それは、俺達天使族の中でもごく少数の人が行く、悲しく、美しい領域。
『楽園』は、苦しみ、悲しみ、絶望し、全てを諦め、心が壊れた、また、壊れそうな天使族の中でも選ばれた者が行く場所。
天使族は、心が壊れると消える。事実上の死だ。寿命もあると言えばあるが、数100年は余裕で生きれる。天使が死ぬとしたら寿命か、心が壊れる事だろう。

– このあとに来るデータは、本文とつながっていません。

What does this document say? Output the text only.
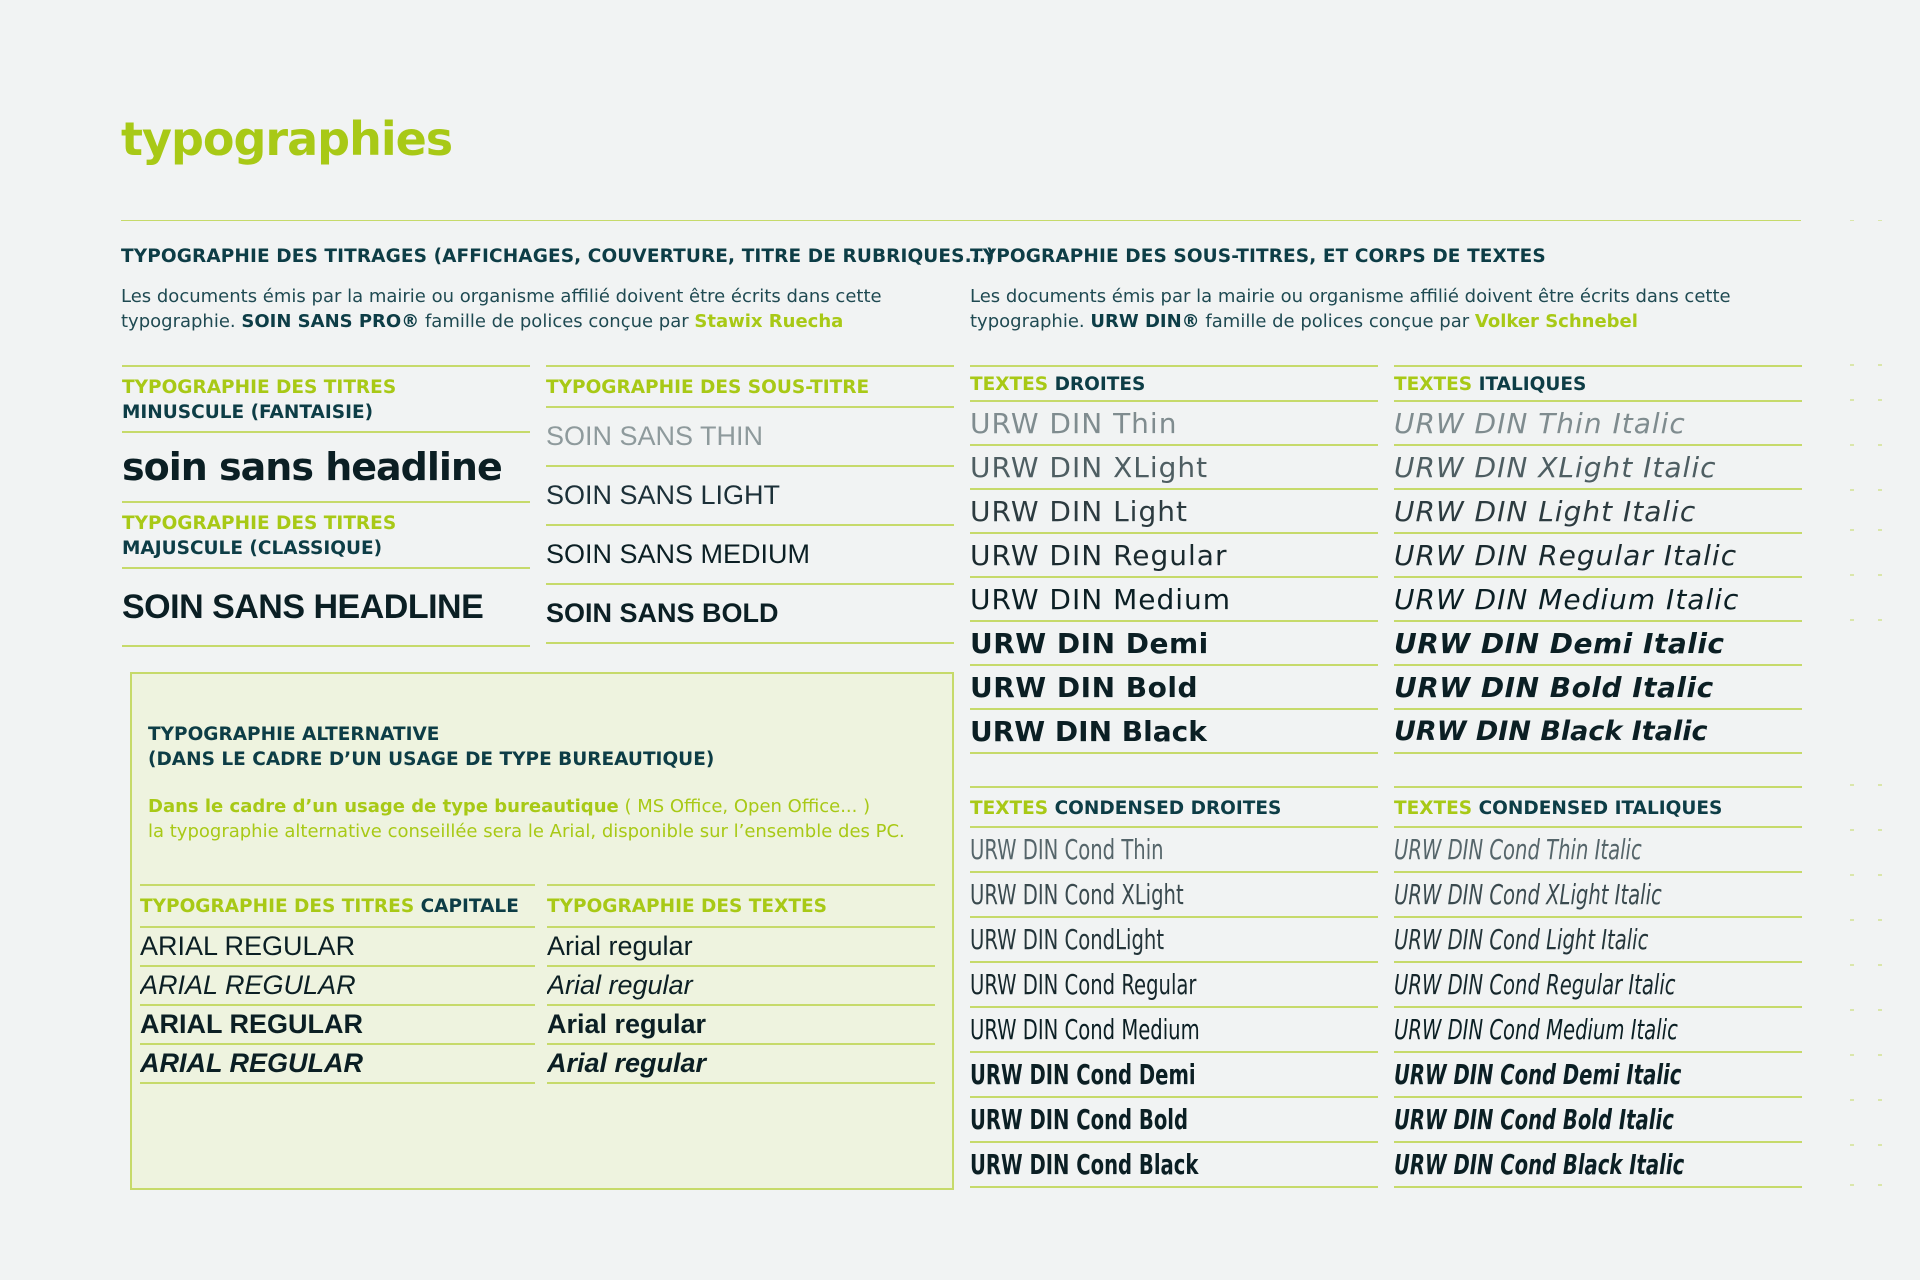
typographies
TYPOGRAPHIE DES TITRAGES (AFFICHAGES, COUVERTURE, TITRE DE RUBRIQUES...)
Les documents émis par la mairie ou organisme affilié doivent être écrits dans cette
typographie. SOIN SANS PRO® famille de polices conçue par Stawix Ruecha
TYPOGRAPHIE DES SOUS-TITRES, ET CORPS DE TEXTES
Les documents émis par la mairie ou organisme affilié doivent être écrits dans cette
typographie. URW DIN® famille de polices conçue par Volker Schnebel
TYPOGRAPHIE DES TITRES
MINUSCULE (FANTAISIE)
soin sans headline
TYPOGRAPHIE DES TITRES
MAJUSCULE (CLASSIQUE)
SOIN SANS HEADLINE
TYPOGRAPHIE DES SOUS-TITRE
SOIN SANS THIN
SOIN SANS LIGHT
SOIN SANS MEDIUM
SOIN SANS BOLD
TEXTES DROITES
URW DIN Thin
URW DIN XLight
URW DIN Light
URW DIN Regular
URW DIN Medium
URW DIN Demi
URW DIN Bold
URW DIN Black
TEXTES ITALIQUES
URW DIN Thin Italic
URW DIN XLight Italic
URW DIN Light Italic
URW DIN Regular Italic
URW DIN Medium Italic
URW DIN Demi Italic
URW DIN Bold Italic
URW DIN Black Italic
TEXTES CONDENSED DROITES
URW DIN Cond Thin
URW DIN Cond XLight
URW DIN CondLight
URW DIN Cond Regular
URW DIN Cond Medium
URW DIN Cond Demi
URW DIN Cond Bold
URW DIN Cond Black
TEXTES CONDENSED ITALIQUES
URW DIN Cond Thin Italic
URW DIN Cond XLight Italic
URW DIN Cond Light Italic
URW DIN Cond Regular Italic
URW DIN Cond Medium Italic
URW DIN Cond Demi Italic
URW DIN Cond Bold Italic
URW DIN Cond Black Italic
TYPOGRAPHIE ALTERNATIVE
(DANS LE CADRE D’UN USAGE DE TYPE BUREAUTIQUE)
Dans le cadre d’un usage de type bureautique ( MS Office, Open Office... )
la typographie alternative conseillée sera le Arial, disponible sur l’ensemble des PC.
TYPOGRAPHIE DES TITRES CAPITALE
ARIAL REGULAR
ARIAL REGULAR
ARIAL REGULAR
ARIAL REGULAR
TYPOGRAPHIE DES TEXTES
Arial regular
Arial regular
Arial regular
Arial regular
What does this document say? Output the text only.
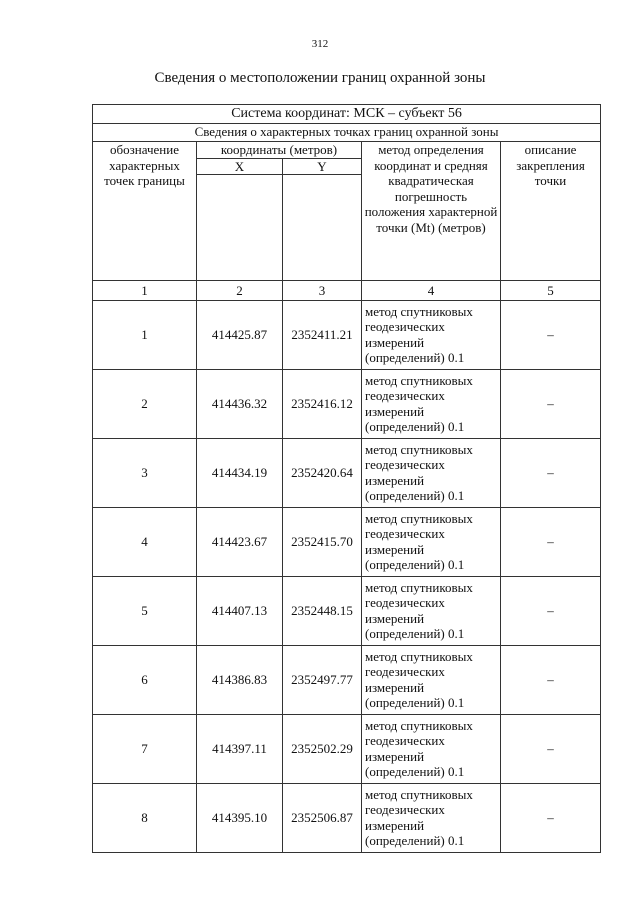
312
Сведения о местоположении границ охранной зоны
Система координат: МСК – субъект 56				
Сведения о характерных точках границ охранной зоны				
обозначение характерных точек границы	координаты (метров)		метод определения координат и средняя квадратическая погрешность положения характерной точки (Mt) (метров)	описание закрепления точки
	X	Y		

1	2	3	4	5
1	414425.87	2352411.21	метод спутниковых геодезических измерений (определений) 0.1	–
2	414436.32	2352416.12	метод спутниковых геодезических измерений (определений) 0.1	–
3	414434.19	2352420.64	метод спутниковых геодезических измерений (определений) 0.1	–
4	414423.67	2352415.70	метод спутниковых геодезических измерений (определений) 0.1	–
5	414407.13	2352448.15	метод спутниковых геодезических измерений (определений) 0.1	–
6	414386.83	2352497.77	метод спутниковых геодезических измерений (определений) 0.1	–
7	414397.11	2352502.29	метод спутниковых геодезических измерений (определений) 0.1	–
8	414395.10	2352506.87	метод спутниковых геодезических измерений (определений) 0.1	–
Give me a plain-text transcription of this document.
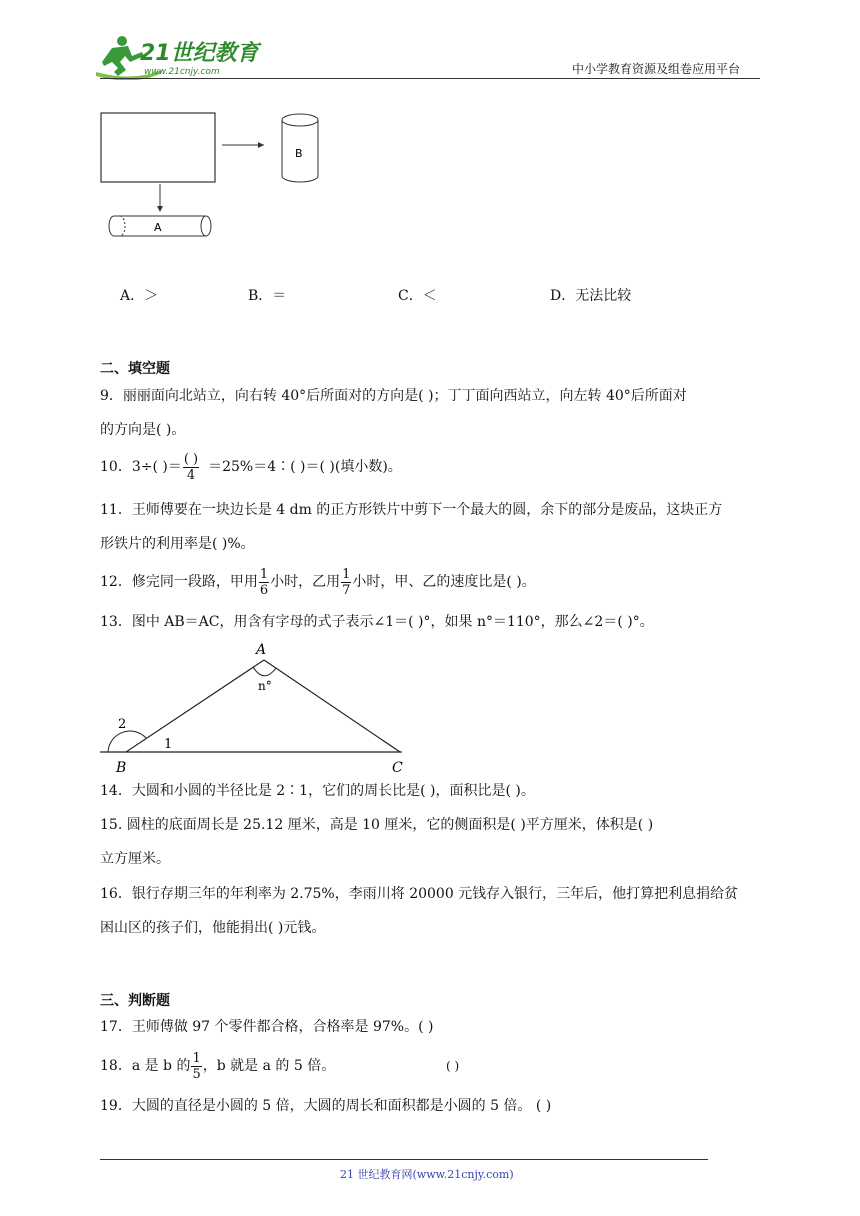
21世纪教育
www.21cnjy.com	中小学教育资源及组卷应用平台
B
A
A．＞	B．＝	C．＜	D．无法比较
二、填空题
9．丽丽面向北站立，向右转 40°后所面对的方向是( )；丁丁面向西站立，向左转 40°后所面对
的方向是( )。
10．3÷( )＝ $\frac{( )}{4}$ ＝25%＝4∶( )＝( )(填小数)。
11．王师傅要在一块边长是 4 dm 的正方形铁片中剪下一个最大的圆，余下的部分是废品，这块正方
形铁片的利用率是( )%。
12．修完同一段路，甲用 $\frac{1}{6}$ 小时，乙用 $\frac{1}{7}$ 小时，甲、乙的速度比是( )。
13．图中 AB＝AC，用含有字母的式子表示∠1＝( )°，如果 n°＝110°，那么∠2＝( )°。
A
B	C
n°
1
2
14．大圆和小圆的半径比是 2∶1，它们的周长比是( )，面积比是( )。
15. 圆柱的底面周长是 25.12 厘米，高是 10 厘米，它的侧面积是( )平方厘米，体积是( )
立方厘米。
16．银行存期三年的年利率为 2.75%，李雨川将 20000 元钱存入银行，三年后，他打算把利息捐给贫
困山区的孩子们，他能捐出( )元钱。
三、判断题
17．王师傅做 97 个零件都合格，合格率是 97%。( )
18．a 是 b 的 $\frac{1}{5}$ ，b 就是 a 的 5 倍。	( )
19．大圆的直径是小圆的 5 倍，大圆的周长和面积都是小圆的 5 倍。 ( )
21 世纪教育网(www.21cnjy.com)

楽園に行けば、救われると言われている。どのように救われるのか、どう言う場所なのか、それはわからない。
「何故、俺なんですか?」
最初に出た言葉は、質問だった。喜びでも、他の感情でも無い。ただ、純粋な疑問。
「俺より優秀で、そして俺より心に傷を負っている人は沢山います。なのに何故、俺を楽園に?」
「本当に言っているのですか?」
天使族の王、女神様が俺に呆れたような目を向けて来る。
俺も詳しくは知らないが、女神様が楽園へ連れて行くという噂だ。だからだろうか、俺は今ここに呼ばれている。
「それは、どう言う意味でしょうか?」
「そのままの意味です。貴方の心はもう崩壊寸前、いや、かなり崩壊していっています。そして、他の人を楽園に送ったら貴方はこの先も苦しむことになります」
確かにそうだ。ここで提案を受け入れなければ俺はまだここで生きて行くことになる。でも——
「まだ、俺には余裕があります。崩壊しているとは言ってもまだ時間があります」
「貴方はそんな事を言えるような状態ではありません。貴方、もう何も感じないのでしょう? 味覚も、嗅覚も、聴覚も、何も」
女神様の言っている通りだ。俺は何も感じない。楽園に連れて行ってやると言われた時も、何も感じなかった。
「それは、貴方の心が枯れて、壊れて行っている証拠です」
真剣な顔をして、女神様は言う。何故俺にそこまで言ってくださるのかはわからない。でも。
「私以外の人を楽園に連れて行ってあげてください」
「まだ言いますか!」
女神様が声を荒げる。それは、今まで見た事がない、初めて見る姿だった。
「貴方は心優しい天使です! 私や、同じ種族の天使達も貴方に助けられました! 貴方は苦しまなくて良いのです!」
「それでも、俺は行きません。他の人を連れて行ってあげてください。俺は大丈夫なので」
なんと言われようと、俺の覚悟は決まっている。揺るぎはしない。
「貴方の心はもう限界です! 残っているのは3割ほどでしょう?! こら、待ちなさい!」
女神様の声を無視し、その場を離れる。それと同時に、乾いた笑みが出て来た。
女神様は3割と言ったが、もっと少ないだろう。このままだと、あと少しで俺は壊れる。でも、やる事があるから。
「な、小夜。俺は約束したもんな。一緒に人間を見に行こうって」
この選択をした事で、もう俺は助からないだろう。次に楽園が開かれた時、俺はもういない。
あの女神様からの誘いは、俺にとっての最後の光だったのかもしれないな。